I have then started using with for this in Elixir, even though the documentation suggests using it to combine case clauses.
with a <- Map.fetch(m, :apple) do
# code using a
end
If your goal is to reduce the scope of variables then yes, with will work okay for it. Personally I’m not sure I see the value though. Any specific goal or use case that you have in mind?
Apparently it’s true: you can write Fortran in any language!
I don’t see the point. Overloading with (not Elixir’s most obvious construct) with additional semantics seems like a maintenance issue waiting to happen. I also think there’s lossage in an instance like:
with {:ok, a} <- Map.fetch(map, :non_key)
I would really want that to crash (using faux let semantics anyway). Wrapping it up in with hides the problem.
If your goal is to reduce the scope of variables then yes, with will work okay for it. Personally I’m not sure I see the value though. Any specific goal or use case that you have in mind?
Basically the same as let in Clojure, to assign a variable that can only be used within the scope. It may sound rudimentary for people used to Elixir, but they greatly reduces mistakes due to scope pollution in my opinion.
I don’t disagree on the premise but let’s not act like code is a cat that just runs off and does random villainy all over the place by itself. If you access a variable 20 lines below that you really shouldn’t then you IMO have much bigger problems – like not knowing what your own code is doing (maybe you inherited it?) and you should add a lot of tests. Ideally, also reduce the line count of your functions by extracting parts.
I’m no stranger to enforcing policies regardless of whether they seem best-suited for the situation. Do what you feel is right but do your best to write idiomatic and readable Elixir.
Interestingly in Clojure (and other Lisp), it is actually only possible to do variable assignment inside a let expression. Although it seems quite limiting at first I find it improves the code quality in the end
I think that’s not true. In CL you have defvar and defparameter (and plain old setf) for variable assignment. Emacs lisp adds defcustom to that list. I’m not that knowledgable about Clojure but I thought def was available for global variables? The use of let is necessary to declare a local variable that may shadow a global; this isn’t required in Elixir.
It might be that I write my lisp wrong but nearly always my functions look like
(defun my-fun ()
(let (...)
... function body ... ))
which if you squint a little (and make that a let*) is what an Elixir function looks like, modulo the keyword.
I think it really just comes down to idioms. I know let from haskell/clojure (not that I use any of those languages extensively or even at all beyond toy stuff) but not having it in Elixir, which I at least read every day, has not ever not even once ever been any kind of problem. Can you give an example of where it would prevent a bug? Otherwise, using with denotes some kind of side-effect or procedure is about to take place which is a nice readability (really scannability) hint. Overloading it for variable scoping muddies this.

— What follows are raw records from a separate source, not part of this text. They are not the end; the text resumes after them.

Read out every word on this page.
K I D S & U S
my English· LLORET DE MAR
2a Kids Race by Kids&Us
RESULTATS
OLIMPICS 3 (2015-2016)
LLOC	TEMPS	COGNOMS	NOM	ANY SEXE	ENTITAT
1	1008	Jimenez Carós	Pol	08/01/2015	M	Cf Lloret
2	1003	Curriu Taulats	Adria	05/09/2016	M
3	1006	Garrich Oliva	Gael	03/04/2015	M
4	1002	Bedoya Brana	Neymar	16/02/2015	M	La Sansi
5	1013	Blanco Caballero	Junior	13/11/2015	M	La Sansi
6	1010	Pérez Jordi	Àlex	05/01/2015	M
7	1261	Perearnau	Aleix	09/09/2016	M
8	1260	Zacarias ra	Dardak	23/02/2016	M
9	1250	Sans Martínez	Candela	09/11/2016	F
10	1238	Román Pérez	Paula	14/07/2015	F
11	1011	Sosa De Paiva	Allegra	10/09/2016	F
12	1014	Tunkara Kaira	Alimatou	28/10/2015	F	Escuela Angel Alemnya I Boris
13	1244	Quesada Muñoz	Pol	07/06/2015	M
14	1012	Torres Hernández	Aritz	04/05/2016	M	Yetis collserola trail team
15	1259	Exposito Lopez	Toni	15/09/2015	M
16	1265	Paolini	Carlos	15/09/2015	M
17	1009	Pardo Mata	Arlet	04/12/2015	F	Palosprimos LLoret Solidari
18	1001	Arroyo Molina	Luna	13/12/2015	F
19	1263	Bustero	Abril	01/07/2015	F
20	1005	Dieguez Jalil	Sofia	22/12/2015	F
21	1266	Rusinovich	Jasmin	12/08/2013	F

To answer the original question, I think it is unidiomatic, of marginal (or negative) utility, would be confusing to experienced Elixir programmers, and code review would not allow it through in any of my own projects.
With that said, your code, your rules! If it helps you to transition from Clojure, then go for it! I’d be surprised to find you still using with this way once you’ve written as many lines of Elixir, however.